Is your website optimized for mobile users? Do you have either a separate site or a separate template for mobile users, and the ability to automatically direct visitors to the appropriate version when they arrive at the site? And does your mobile website offer a link to your full website?

If your answer to all those questions is yes… great! Unfortunately, you’re not quite done.

The next question you have to ask yourself is whether you should offer a third version of your site, for tablet users. The answer to this question will depend on your audience, and your website analytics can help you find it.

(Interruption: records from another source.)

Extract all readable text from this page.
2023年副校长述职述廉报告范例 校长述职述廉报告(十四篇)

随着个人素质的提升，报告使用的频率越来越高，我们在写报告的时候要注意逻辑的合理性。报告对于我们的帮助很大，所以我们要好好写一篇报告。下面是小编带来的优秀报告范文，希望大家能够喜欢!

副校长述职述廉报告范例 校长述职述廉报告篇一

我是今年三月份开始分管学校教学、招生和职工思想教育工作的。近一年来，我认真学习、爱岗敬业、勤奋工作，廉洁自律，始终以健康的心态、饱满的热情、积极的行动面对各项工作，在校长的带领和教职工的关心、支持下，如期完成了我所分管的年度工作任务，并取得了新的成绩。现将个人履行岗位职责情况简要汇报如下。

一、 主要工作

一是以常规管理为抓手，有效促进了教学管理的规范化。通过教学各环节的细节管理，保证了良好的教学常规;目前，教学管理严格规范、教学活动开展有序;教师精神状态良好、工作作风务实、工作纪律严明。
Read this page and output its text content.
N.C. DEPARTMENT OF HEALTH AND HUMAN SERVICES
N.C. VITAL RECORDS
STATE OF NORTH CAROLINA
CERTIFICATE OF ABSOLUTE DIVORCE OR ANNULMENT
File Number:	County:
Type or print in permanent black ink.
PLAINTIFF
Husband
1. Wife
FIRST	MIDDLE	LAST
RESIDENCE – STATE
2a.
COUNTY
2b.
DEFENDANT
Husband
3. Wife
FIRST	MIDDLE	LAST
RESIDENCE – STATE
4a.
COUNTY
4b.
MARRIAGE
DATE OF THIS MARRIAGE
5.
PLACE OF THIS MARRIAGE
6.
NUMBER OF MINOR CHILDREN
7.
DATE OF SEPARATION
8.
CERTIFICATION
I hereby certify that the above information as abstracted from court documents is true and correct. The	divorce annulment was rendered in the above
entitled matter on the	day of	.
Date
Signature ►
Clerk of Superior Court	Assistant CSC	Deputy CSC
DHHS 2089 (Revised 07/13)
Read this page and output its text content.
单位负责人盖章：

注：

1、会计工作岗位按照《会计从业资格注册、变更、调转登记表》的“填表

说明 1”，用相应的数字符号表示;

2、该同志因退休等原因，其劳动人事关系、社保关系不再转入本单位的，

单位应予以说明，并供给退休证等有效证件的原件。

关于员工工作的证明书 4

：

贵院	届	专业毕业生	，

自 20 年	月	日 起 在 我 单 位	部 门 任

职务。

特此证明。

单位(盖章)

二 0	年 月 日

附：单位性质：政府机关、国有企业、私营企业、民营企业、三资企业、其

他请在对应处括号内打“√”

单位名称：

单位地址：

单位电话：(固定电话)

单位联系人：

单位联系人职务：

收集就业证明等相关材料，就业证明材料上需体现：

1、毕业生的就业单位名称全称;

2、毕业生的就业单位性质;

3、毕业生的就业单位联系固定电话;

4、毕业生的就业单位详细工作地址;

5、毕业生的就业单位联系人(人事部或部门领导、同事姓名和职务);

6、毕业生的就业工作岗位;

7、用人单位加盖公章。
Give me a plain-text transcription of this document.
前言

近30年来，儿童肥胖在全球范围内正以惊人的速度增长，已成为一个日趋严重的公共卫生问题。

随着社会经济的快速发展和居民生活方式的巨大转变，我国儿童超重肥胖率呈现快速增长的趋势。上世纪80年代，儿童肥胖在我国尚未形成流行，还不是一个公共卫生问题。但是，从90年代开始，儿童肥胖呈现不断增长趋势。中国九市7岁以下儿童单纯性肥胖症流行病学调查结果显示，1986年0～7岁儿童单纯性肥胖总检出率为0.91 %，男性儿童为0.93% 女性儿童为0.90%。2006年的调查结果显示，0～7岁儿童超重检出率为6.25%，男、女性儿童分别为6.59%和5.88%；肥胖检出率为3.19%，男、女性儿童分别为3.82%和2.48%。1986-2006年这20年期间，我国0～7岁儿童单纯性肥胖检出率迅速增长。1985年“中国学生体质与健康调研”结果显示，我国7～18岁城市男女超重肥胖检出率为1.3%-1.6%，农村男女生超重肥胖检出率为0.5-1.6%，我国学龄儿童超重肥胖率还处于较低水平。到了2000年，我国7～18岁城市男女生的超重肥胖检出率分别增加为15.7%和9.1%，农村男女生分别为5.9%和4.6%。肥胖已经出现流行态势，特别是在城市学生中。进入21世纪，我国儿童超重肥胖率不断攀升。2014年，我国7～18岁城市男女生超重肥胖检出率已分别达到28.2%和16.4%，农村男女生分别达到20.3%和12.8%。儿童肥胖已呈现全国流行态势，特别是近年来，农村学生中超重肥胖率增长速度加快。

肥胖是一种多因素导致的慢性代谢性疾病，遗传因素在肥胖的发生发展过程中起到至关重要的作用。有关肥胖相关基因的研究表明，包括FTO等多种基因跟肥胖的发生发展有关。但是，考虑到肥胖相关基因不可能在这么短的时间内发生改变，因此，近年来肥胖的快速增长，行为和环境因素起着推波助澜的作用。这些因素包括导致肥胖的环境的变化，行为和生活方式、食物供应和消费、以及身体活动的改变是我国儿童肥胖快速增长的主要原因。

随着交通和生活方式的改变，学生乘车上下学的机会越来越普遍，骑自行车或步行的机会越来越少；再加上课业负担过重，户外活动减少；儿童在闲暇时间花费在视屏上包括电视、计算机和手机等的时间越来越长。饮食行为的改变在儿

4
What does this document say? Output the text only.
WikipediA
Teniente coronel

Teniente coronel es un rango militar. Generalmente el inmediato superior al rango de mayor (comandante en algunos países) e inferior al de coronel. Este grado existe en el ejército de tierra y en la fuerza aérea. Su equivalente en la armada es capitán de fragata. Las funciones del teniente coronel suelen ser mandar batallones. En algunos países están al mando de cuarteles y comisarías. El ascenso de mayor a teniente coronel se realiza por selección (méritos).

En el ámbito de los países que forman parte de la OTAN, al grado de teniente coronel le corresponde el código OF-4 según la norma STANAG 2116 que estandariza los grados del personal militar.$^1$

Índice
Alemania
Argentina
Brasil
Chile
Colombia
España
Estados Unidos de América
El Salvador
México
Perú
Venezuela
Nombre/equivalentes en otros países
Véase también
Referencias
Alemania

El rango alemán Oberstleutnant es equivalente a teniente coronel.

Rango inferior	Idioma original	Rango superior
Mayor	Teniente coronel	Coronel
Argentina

Yesterday I showed how to use Google Analytics to see your visitors’ mobile devices and screen resolutions. Here’s where you can put that report to use. It will tell you exactly what screen resolutions your mobile visitors are using. For this exercise, you can ignore all of the information about smartphones and focus only on the tablet data. What you’re looking for are Kindle Fires and other small tablet devices. If the user’s screen resolution is at least 700px wide, consider them a standard, large-screen tablet user.

Tablet or Full Site?

If you don’t have a significant number of website visitors looking at your site on small tablets, you don’t need a special site for tablet users. It’s that simple. Most tablet users want to see your full site, and they’ll be upset if you send them to something else. But for smaller tablets, your full website won’t be an ideal experience. The question is whether you have enough visitors coming in on small tablets to make the effort of creating a site just for them worthwhile. If not, decide whether to send them to your mobile site or your full site. Unsure whether your full site will be usable for them? Then I’d advise you direct them first to your mobile site – as long as you have that link available to get them to the full site if they prefer.

In an ideal world, you’d want to create a tablet-optimized site. But practicality has to rule. Start worrying about a tablet site only when you see you have – or are very close to having – enough visitors to justify the effort.

To quote Jakob Nielsen’s Alertbox:

The guidelines are different for large tablets (10-inch form factor, as in Apple iPad, Lenovo IdeaPad, Samsung Galaxy, etc.), where full sites work reasonably well. For small tablets (7-inch form factor, as in Amazon Kindle Fire) the ideal would be to create yet a third design optimized for mid-sized devices, though most companies can get away with serving their mobile site to Kindle Fire users.

Optimize further for tablets?

If your website analytics tell you that you don’t have enough small tablet users to justify building a separate site or template, you still might have work in front of you.

Take a look at the key functional areas on your main website – especially your ecommerce pages, data collection forms, and the landing pages you link to from emails or search advertising. Make sure these areas work really well for both mobile and desktop users. If necessary, make accommodations here for tablet users who will be navigating with their “fat finger” rather than a mouse. Make submission buttons and search buttons easy to use on a touchscreen. And make sure you’re not presenting more information than is really needed; if possible, move secondary information off to secondary pages, to be accessed only by the few users who will need it.

Tablet users are important enough to warrant your concern and attention, even if you find that they don’t yet warrant a separate website.